If the party is to be taken seriously, the bullying in SF has to stop
Sinn Féin following Soviet model and won’t tolerate the slightest dissent
OVER 20 years ago, when I was on a Troubles-related assignment in Northern Ireland, I spoke to a loyalist about the Reverend Ian Paisley. As we enjoyed a pint in a quiet Co. Down pub, he told me of Paisley’s policy on visiting the North’s most savage loyalist killers in jail.
Paisley would mildly upbraid them for indiscriminately killing Catholics, while distributing presents of chocolate and cigarettes. The message was: ‘Do what you have to do, lads, I can’t associate myself with it publicly.’
When I heard the latest account of Sinn Féin bullying of one of its own members, this came back to me.
The incidents of bullying in Sinn Féin are now so numerous that they can’t be accidental, not in this most centrally controlled and disciplined political organisation.
They have learned tricks from their close relationship with Dr Paisley’s party, the Democratic Unionist Party in the North.
Gerry Adams and the late Martin McGuinness over time assumed the personas of loveable grandfathers. Martin Ferris is a likeable man and I have spent hours talking to him in Leinster House about football and his fishing boat in Kerry.
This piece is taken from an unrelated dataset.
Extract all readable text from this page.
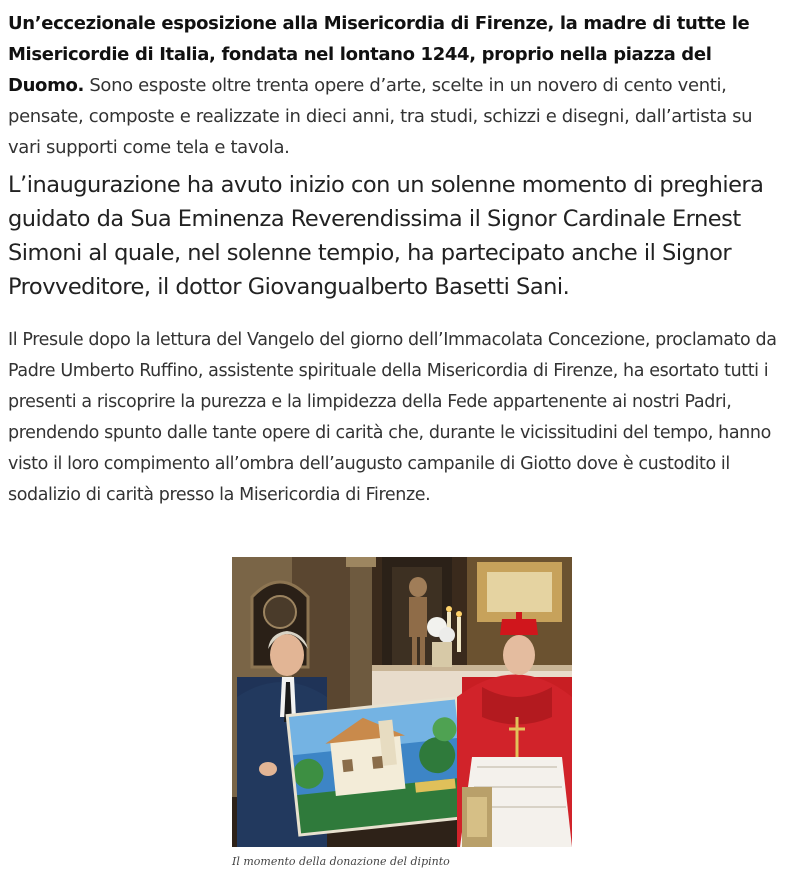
Un’eccezionale esposizione alla Misericordia di Firenze, la madre di tutte le Misericordie di Italia, fondata nel lontano 1244, proprio nella piazza del Duomo. Sono esposte oltre trenta opere d’arte, scelte in un novero di cento venti, pensate, composte e realizzate in dieci anni, tra studi, schizzi e disegni, dall’artista su vari supporti come tela e tavola.

L’inaugurazione ha avuto inizio con un solenne momento di preghiera guidato da Sua Eminenza Reverendissima il Signor Cardinale Ernest Simoni al quale, nel solenne tempio, ha partecipato anche il Signor Provveditore, il dottor Giovangualberto Basetti Sani.

Il Presule dopo la lettura del Vangelo del giorno dell’Immacolata Concezione, proclamato da Padre Umberto Ruffino, assistente spirituale della Misericordia di Firenze, ha esortato tutti i presenti a riscoprire la purezza e la limpidezza della Fede appartenente ai nostri Padri, prendendo spunto dalle tante opere di carità che, durante le vicissitudini del tempo, hanno visto il loro compimento all’ombra dell’augusto campanile di Giotto dove è custodito il sodalizio di carità presso la Misericordia di Firenze.

Il momento della donazione del dipinto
These three earned their reputations in the Troubles; they had nothing to prove. Yet through the rest of the organisation, there runs a strain of fearsome aggression.
The younger members, who had no war to prove their radicalism, use the workplace to vent their pent-up aggression.
Last week, the latest bullying victim came forward. Westmeath Sinn Féin councillor Paul Hogan, who was tipped for a seat in the 2016 general election, claimed that ‘bullying is rife’ in the party. The Athlone-based councillor said he received a death threat, was the victim of an anonymous hate-mail campaign and was subjected to at least one kangaroo court.
Mr Hogan, who was first elected 13 years ago, alleges that he was the victim of ‘insidious and vile allegations’ following a relationship break-up.
During the last election, he says, Sinn Féin management withdrew all resources from his campaign and tried to hide posters.
Sinn Féin denied involvement in kangaroo courts and said Gerry Adams had campaigned with Mr Hogan.
Councillor Hogan said that he submitted a detailed complaint of over 80 instances of varying levels of bullying to the new disciplinary committee of Sinn Féin. He added that it refused to deal with the issues contained in the complaint.
Sinn Féin said complaints received about Mr Hogan were investigated but not upheld.
IN APRIL of this year, another Sinn Féin councillor, Sorcha O’Neill, resigned from the party in Kildare because of bullying. Four other members of the party resigned at the same time. Ms O’Neill said that there was a ‘hostile system’ within the party, adding: ‘It is impacting on people’s sleep. I have people telling me they are having nightmares. We have been insulted, disrespected.’
In October 2015, around the same time as the bullying began against Mr Hogan in Westmeath, Cork East Sinn Féin TD Sandra McLellan announced that she would not be standing for election. The young mother claimed that she had been on the receiving end of bullying by members of her own party.
‘Efforts to defame and undermine me were particularly vicious and I had a decision to make regarding my family,’ she said.
Two Sinn Féin councillors, June Murphy and Ger Keohane, who are both seen as supporters of McLellan, resigned from the party. Another, Kieran McCarthy, was temporarily expelled.
Fianna Fáil and Fine Gael have had incidents of mistreatment and bullying of members down the years. However, neither party has a problem with members who threaten people’s lives.
It is the repellent actions of higher-profile Sinn Féin and IRA members (or those who recently left the party) that lend a far more sinister tone to this bullying.
Last year, IRA man Pearse McAuley, who was jailed for 14 years over his role in the manslaughter of Garda Jerry McCabe in 1996 and whose cause was championed by Sinn Féin, was returned to prison for 12 years. This time, he was convicted of the vicious and cowardly assault of his wife in front of her two young children.
On Christmas Eve, McAuley hit Pauline Tully blows with his fist, used a steak knife to inflict multiple wounds and left her with significant scarring. She would have died but for help arriving.
Ex-Sinn Féin councillor Jonathan Dowdall, who worked closely with Sinn Féin deputy leader Mary Lou McDonald, also got 12 years. His trial at the Special Criminal Court was told that he imprisoned Alexander Hurley in January 2015. He waterboarded him and threatened to feed Hurley to dogs. The court also heard that Dowdall, while wearing a balaclava, told his victim he was a good friend of Adams and McDonald. The court said it could not see how this was a threat.
Dowdall, who was a city councillor, first resigned from Sinn Féin in 2014. He finally severed links with the party in 2015 – and even this brutal hard man cited stress due to being ‘bullied’.
Remember Sinn Féin, a Marxist party, takes not only its economic doctrine from the Soviet model. It is the most centrally controlled party – dissent is not tolerated.
So the accusations of rampant bullying brings us to a worrying question – is it tacitly sanctioned?
The behaviour of Sinn Féin members is the responsibility of the party. The repetition of certain behaviours by members indicates they believe much of it is acceptable within the organisation.
Workplace bullying occurs in all industries. Sinn Féin’s councillors and TDs are pursuing their careers in a workplace.
Political pragmatism may eventually force Sinn Féin to reform.
Would you want your son or daughter to go to work every day in this environment? The middle classes will not turn to Sinn Féin until this aggression ceases.